Aurélien n'y pouvait tenir plus longtemps. A ses yeux, il y avait devant lui l'étalage fondamental de la différence entre les hommes les femmes : l'inconséquence de ces dernières.

- Ecoute, ça fait des mois et mois que tu m'emmerdes avec tes broutilles. Moi j'ai un type en dépression à gérer. Sa femme vient de partir et il a merdé aux jeux, plus un rond ! On essaie de lui éviter le suicide comme on peut. Figures-toi qu'il avait déjà fait une tentative l'année dernière ! Alors si tu crois que j'en ai quelque chose à faire de tes affaires puériles, qu'auraient pu être réglé en cinq minutes si t'en avais eu le courage...

Il en avait trop dit, elle était effarée.

- Comment ?! tu n'en n'as rien à faire de moi ?

Aïe... oui, il en avait beaucoup trop dit. Le mal n'avait pas été la substance de son discours qui, remarquez bien, fut hors des reproches de Magalie. Cependant il a eu une parole maladroite que Magalie pouvait exploiter en extrapolant le sens pour noyer le fond de son propos, qui était inaudible pour elle, si ce n'est inintelligible, mais ne l'espérons pas.

- Mais pas de toi, mais non... Tu n'as rien compris ! ou plutôt si, tu comprends très vite, et toujours comme tu veux... Il n'y a que l'indignation que tu aimes dans la vie. Au fond t'en crèverais s'il n'y avait plus de type comme ton Gégé. Tu ne pourrais plus nourrir ta soif d'indignation.

Et il continuait sur sa lancée... Il avait tort de poursuivre sur ce terrain-la, il le savait bien mais, n'empêche, comme il savait la discussion raisonnable et conséquente impossible avec elle, sur ce sujet-la du moins, il voulait se défouler un peu, s'abandonner à l'ivresse du pathos pour se venger des longues heures qu'en à peine deux ans de vie commune elle lui avait fait perdre ainsi, en vociférations stériles... Ou peut-être ne se vengeait-il pas du tout, cette guerre lancée ayant l'effet inverse, Magalie jouissant, au fond, de pouvoir continuer à s'étendre. Aurélien redoutait que ce fût le cas, mais nous étions malheureusement incapables de le lui confirmer à l'oreille.
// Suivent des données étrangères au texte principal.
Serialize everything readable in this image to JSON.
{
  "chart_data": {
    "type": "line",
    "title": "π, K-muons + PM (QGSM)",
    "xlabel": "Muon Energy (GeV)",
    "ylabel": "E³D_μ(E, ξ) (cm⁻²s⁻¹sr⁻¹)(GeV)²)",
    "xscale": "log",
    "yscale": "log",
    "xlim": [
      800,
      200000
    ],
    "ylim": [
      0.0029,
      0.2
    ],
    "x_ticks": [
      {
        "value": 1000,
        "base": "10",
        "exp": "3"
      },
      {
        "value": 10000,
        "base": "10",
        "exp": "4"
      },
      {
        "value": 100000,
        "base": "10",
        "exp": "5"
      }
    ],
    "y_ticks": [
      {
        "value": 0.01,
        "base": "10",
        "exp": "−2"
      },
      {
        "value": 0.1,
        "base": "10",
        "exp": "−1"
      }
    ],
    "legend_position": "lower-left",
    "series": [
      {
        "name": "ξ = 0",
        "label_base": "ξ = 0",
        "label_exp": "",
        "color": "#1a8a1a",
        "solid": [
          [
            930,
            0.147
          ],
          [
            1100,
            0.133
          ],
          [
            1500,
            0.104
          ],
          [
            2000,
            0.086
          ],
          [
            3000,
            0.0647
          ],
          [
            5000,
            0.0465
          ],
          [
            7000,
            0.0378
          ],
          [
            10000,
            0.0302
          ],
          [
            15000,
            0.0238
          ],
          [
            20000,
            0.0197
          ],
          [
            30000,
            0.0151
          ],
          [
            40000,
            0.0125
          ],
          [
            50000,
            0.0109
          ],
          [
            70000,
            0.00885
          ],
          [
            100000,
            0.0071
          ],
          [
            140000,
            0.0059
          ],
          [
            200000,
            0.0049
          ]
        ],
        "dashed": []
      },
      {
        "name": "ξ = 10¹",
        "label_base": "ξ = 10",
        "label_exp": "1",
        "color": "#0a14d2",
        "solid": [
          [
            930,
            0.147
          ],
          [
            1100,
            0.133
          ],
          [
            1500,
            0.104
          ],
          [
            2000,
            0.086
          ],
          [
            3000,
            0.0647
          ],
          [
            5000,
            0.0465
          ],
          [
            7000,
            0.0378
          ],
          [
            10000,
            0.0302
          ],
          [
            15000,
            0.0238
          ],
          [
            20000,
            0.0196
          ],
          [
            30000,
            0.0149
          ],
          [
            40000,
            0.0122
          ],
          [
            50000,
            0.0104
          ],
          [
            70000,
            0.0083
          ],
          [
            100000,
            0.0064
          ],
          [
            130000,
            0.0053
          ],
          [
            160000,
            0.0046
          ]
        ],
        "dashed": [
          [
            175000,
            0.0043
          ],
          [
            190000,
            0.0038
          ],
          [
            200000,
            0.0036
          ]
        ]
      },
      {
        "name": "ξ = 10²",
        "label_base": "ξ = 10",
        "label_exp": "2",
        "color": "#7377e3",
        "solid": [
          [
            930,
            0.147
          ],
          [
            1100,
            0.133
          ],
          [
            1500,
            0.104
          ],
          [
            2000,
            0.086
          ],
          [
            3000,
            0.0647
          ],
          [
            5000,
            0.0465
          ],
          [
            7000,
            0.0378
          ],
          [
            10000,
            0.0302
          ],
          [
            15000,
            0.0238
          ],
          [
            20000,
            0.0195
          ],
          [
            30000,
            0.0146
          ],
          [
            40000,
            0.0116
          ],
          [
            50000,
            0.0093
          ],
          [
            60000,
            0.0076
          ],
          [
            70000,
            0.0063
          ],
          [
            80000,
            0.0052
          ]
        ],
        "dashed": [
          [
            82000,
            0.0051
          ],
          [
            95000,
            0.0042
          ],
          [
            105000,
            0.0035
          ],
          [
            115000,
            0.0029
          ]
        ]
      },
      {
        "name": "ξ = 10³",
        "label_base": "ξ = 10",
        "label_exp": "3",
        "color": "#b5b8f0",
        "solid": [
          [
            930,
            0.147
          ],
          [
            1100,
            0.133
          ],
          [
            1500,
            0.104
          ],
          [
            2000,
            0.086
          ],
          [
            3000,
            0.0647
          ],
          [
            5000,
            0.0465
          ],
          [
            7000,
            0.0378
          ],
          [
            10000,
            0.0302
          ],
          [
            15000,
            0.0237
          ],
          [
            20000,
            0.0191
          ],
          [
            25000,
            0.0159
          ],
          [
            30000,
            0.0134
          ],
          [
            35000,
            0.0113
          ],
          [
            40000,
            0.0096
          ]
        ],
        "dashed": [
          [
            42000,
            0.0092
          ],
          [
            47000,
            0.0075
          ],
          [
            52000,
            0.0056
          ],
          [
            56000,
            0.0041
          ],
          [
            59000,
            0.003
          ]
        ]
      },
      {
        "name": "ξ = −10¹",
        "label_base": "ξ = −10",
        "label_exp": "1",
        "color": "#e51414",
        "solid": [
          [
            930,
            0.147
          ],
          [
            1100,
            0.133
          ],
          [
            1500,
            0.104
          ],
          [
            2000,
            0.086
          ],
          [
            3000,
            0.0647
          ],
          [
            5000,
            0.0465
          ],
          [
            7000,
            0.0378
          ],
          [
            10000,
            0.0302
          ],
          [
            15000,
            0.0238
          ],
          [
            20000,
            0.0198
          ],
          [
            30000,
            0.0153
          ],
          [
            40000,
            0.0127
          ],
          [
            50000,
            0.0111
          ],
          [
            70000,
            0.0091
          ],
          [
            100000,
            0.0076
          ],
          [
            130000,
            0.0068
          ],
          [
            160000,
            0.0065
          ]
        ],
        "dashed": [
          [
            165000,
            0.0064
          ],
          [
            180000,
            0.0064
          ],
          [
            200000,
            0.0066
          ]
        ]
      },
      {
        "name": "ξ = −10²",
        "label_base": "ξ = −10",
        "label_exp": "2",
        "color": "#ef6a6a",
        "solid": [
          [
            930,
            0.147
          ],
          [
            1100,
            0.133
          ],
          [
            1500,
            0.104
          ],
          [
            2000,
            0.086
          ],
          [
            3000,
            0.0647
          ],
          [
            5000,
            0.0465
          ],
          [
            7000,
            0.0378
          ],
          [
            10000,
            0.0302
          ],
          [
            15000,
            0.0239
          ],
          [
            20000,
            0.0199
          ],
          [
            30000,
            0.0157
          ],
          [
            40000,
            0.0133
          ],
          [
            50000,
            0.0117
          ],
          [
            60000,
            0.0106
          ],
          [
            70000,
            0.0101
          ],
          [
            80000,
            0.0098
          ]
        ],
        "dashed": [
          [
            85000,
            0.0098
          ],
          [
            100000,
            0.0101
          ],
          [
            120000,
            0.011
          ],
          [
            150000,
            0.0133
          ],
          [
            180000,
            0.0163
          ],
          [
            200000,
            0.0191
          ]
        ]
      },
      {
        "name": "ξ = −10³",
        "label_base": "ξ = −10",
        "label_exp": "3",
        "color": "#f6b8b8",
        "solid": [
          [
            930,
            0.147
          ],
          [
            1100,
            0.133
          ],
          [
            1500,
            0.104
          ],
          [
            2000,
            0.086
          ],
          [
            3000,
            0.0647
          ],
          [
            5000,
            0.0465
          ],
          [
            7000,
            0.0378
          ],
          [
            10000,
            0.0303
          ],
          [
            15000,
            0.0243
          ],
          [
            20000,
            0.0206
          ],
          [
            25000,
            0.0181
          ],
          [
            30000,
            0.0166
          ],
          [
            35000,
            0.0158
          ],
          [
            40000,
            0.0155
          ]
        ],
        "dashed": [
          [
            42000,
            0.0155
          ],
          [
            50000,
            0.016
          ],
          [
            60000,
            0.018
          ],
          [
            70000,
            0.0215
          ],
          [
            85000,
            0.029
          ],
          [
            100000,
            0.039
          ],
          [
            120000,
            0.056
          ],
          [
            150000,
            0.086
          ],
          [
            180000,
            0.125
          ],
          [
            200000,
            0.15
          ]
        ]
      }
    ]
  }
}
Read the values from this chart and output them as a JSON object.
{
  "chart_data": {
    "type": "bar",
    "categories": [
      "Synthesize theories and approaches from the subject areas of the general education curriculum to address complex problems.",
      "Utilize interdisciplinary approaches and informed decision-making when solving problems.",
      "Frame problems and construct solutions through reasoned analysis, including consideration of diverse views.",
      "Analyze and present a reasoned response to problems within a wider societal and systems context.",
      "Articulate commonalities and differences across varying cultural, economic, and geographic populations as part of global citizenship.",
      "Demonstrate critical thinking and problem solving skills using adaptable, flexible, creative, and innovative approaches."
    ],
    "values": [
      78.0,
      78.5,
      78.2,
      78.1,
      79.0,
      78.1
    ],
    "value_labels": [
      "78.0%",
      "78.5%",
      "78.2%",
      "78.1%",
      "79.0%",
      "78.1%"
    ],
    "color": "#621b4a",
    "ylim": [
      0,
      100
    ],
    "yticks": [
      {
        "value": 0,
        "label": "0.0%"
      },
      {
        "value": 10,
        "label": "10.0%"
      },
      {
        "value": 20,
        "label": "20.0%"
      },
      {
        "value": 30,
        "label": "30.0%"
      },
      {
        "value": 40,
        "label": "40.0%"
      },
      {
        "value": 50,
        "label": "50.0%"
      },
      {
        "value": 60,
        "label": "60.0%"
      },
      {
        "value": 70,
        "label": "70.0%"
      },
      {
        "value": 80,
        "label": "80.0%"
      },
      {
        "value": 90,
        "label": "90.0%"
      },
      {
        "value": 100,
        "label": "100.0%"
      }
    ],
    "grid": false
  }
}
- Indignée, indignée ?! Mais c'est pire que ça, je suis très en colère ! Ce dégueulasse avec ses crottes de nez partout sur le téléphone du bureau ! non mais tu te rends compte ?!

- Oh, je me rends bien compte...

- tu verras ! tu verras qu'un jour je lui claquerais grand sa gueule !

Aurélien était sur le point d'abdiquer, il commençait déjà à murmurer affirmativement à chacune de ses diatribes en regardant défiler le fil facebook sur son portable.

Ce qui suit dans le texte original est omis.